El miércoles 14 circuló por el cíber-espacio mundial el tercer episodio de un ser humano solitario, que, enarbolando su idealismo, se planta frente a la bestialidad mecanizada del poder militarizado.

La primera versión la ofreció el 4 de junio de 1989 el estudiante Wang Weilin, de 19 años, que se plantó ante una columna de tanques en la Plaza Tiananmén de Beijing. Todos sintieron admiración por el joven, pero muy pocos se fijaron en que el oficial que comandaba la columna de tanques tomó la decisión de detenerse. Le dio la posibilidad de ponerse a salvo.

La segunda versión la ofreció el 16 de marzo del 2003, la joven estadounidense Rachel Corrie, activista de Solidaridad Internacional, que en la Franja de Gaza se plantó ante uno de esos enormes bulldozers que usa el ejército israelí para arrasar casas, árboles, y otros objetos de los habitantes palestinos, para evitar que arrasaran una humilde vivienda.

La filmación pareciera preparada para causar indignación. Se ve al conductor israelí del bulldozer, un hombre joven, grueso, que mira muerto de la risa a la gringuita, como suponiendo que ella está haciendo teatro y que sin duda se hará a un lado cuando él avance. Y simplemente avanzó. Pero Rachel no se hizo a un lado, y la máquina la aplastó. El conductor dijo por radio “parece que choqué con algún objeto”, y otra toma muestra que sigue riéndose. En el suelo, entre escombros y pedregullo, el cuerpo de Rachel Corrie aparece desarticulado y sangriento.

El gobierno de Israel investigó el caso y concluyó que había sido sólo un accidente y que la culpa la tuvo la misma Rachel Corrie.

El tercer episodio de solitario y heroico idealismo lo ofreció el miércoles pasado un muchacho egipcio cuyo nombre aún no se conoce. La filmación subida a Youtube lo muestra como un flaquito vestido de camiseta y pantalón blancos. Se separa del grupo de los que protestan y avanza lentamente por el medio de la avenida, yendo al encuentro de los tanques del general Sisi.

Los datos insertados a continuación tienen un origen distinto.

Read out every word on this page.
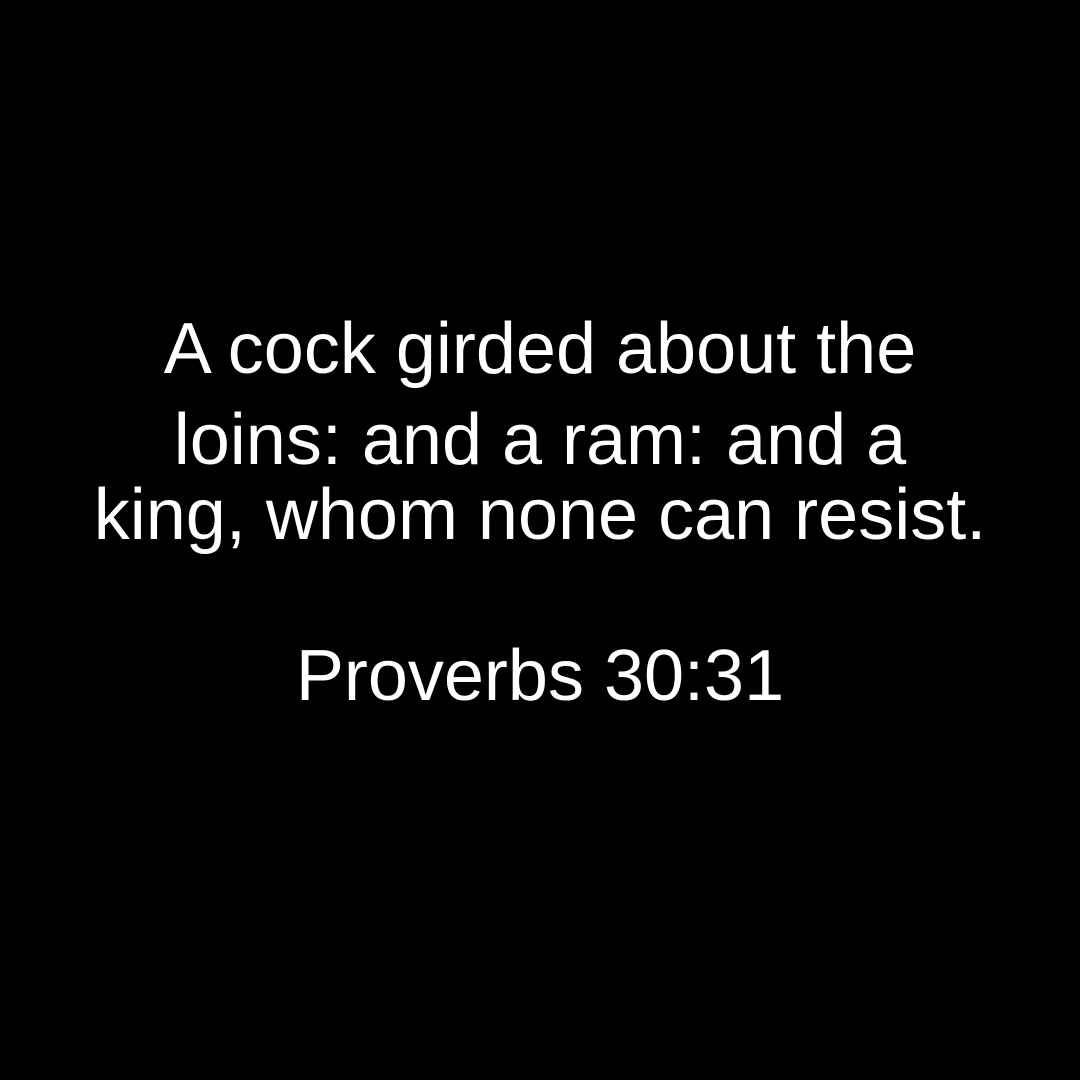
A cock girded about the

loins: and a ram: and a

king, whom none can resist.

Proverbs 30:31
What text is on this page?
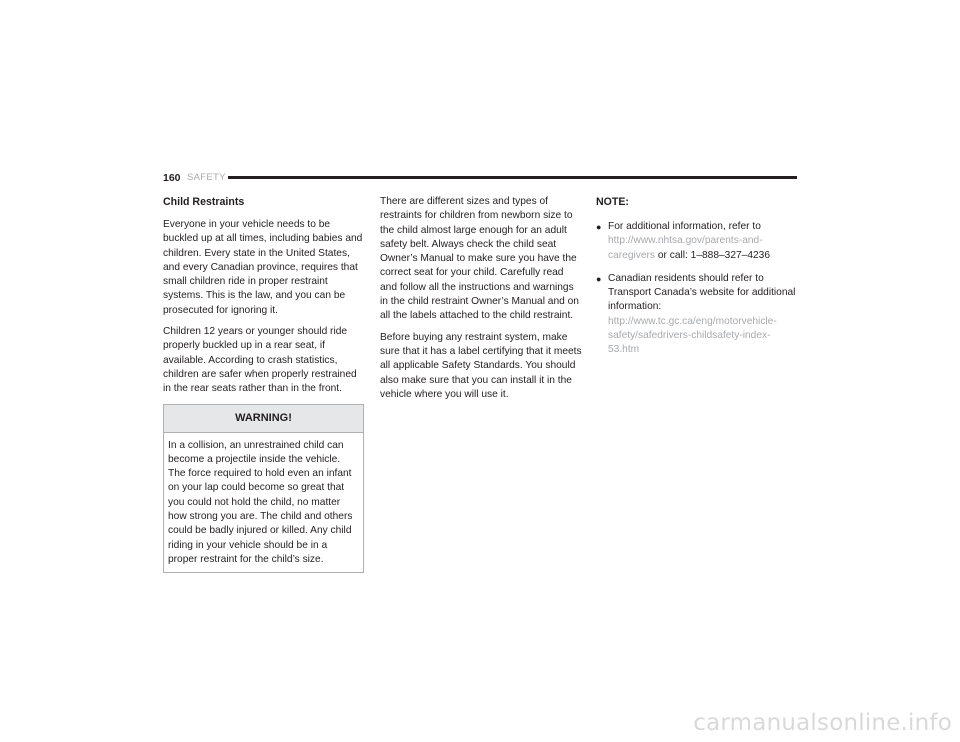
160 SAFETY
Child Restraints

Everyone in your vehicle needs to be buckled up at all times, including babies and children. Every state in the United States, and every Canadian province, requires that small children ride in proper restraint systems. This is the law, and you can be prosecuted for ignoring it.

Children 12 years or younger should ride properly buckled up in a rear seat, if available. According to crash statistics, children are safer when properly restrained in the rear seats rather than in the front.

WARNING!
In a collision, an unrestrained child can become a projectile inside the vehicle. The force required to hold even an infant on your lap could become so great that you could not hold the child, no matter how strong you are. The child and others could be badly injured or killed. Any child riding in your vehicle should be in a proper restraint for the child’s size.

There are different sizes and types of restraints for children from newborn size to the child almost large enough for an adult safety belt. Always check the child seat Owner’s Manual to make sure you have the correct seat for your child. Carefully read and follow all the instructions and warnings in the child restraint Owner’s Manual and on all the labels attached to the child restraint.

Before buying any restraint system, make sure that it has a label certifying that it meets all applicable Safety Standards. You should also make sure that you can install it in the vehicle where you will use it.

NOTE:
● For additional information, refer to http://www.nhtsa.gov/parents-and-caregivers or call: 1–888–327–4236
● Canadian residents should refer to Transport Canada’s website for additional information: http://www.tc.gc.ca/eng/motorvehicle-safety/safedrivers-childsafety-index-53.htm
carmanualsonline.info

El tanque de más adelante se detiene. Hay expectación. Pareciera que hasta la polvareda esbozara una sonrisa esperanzada. Pero de una escotilla delantera asoma una ametralladora de grueso calibre que apunta al vientre del chiquillo y le dispara una ráfaga que suena como de cinco tiros. El chiquillo salta hacia atrás y al lado, por el empuje de los impactos, y se le ve como aún alcanza a retorcerse. Los disparos prácticamente lo cortaron por la mitad. Y el tanque siguió avanzando, digamos… orgullosamente.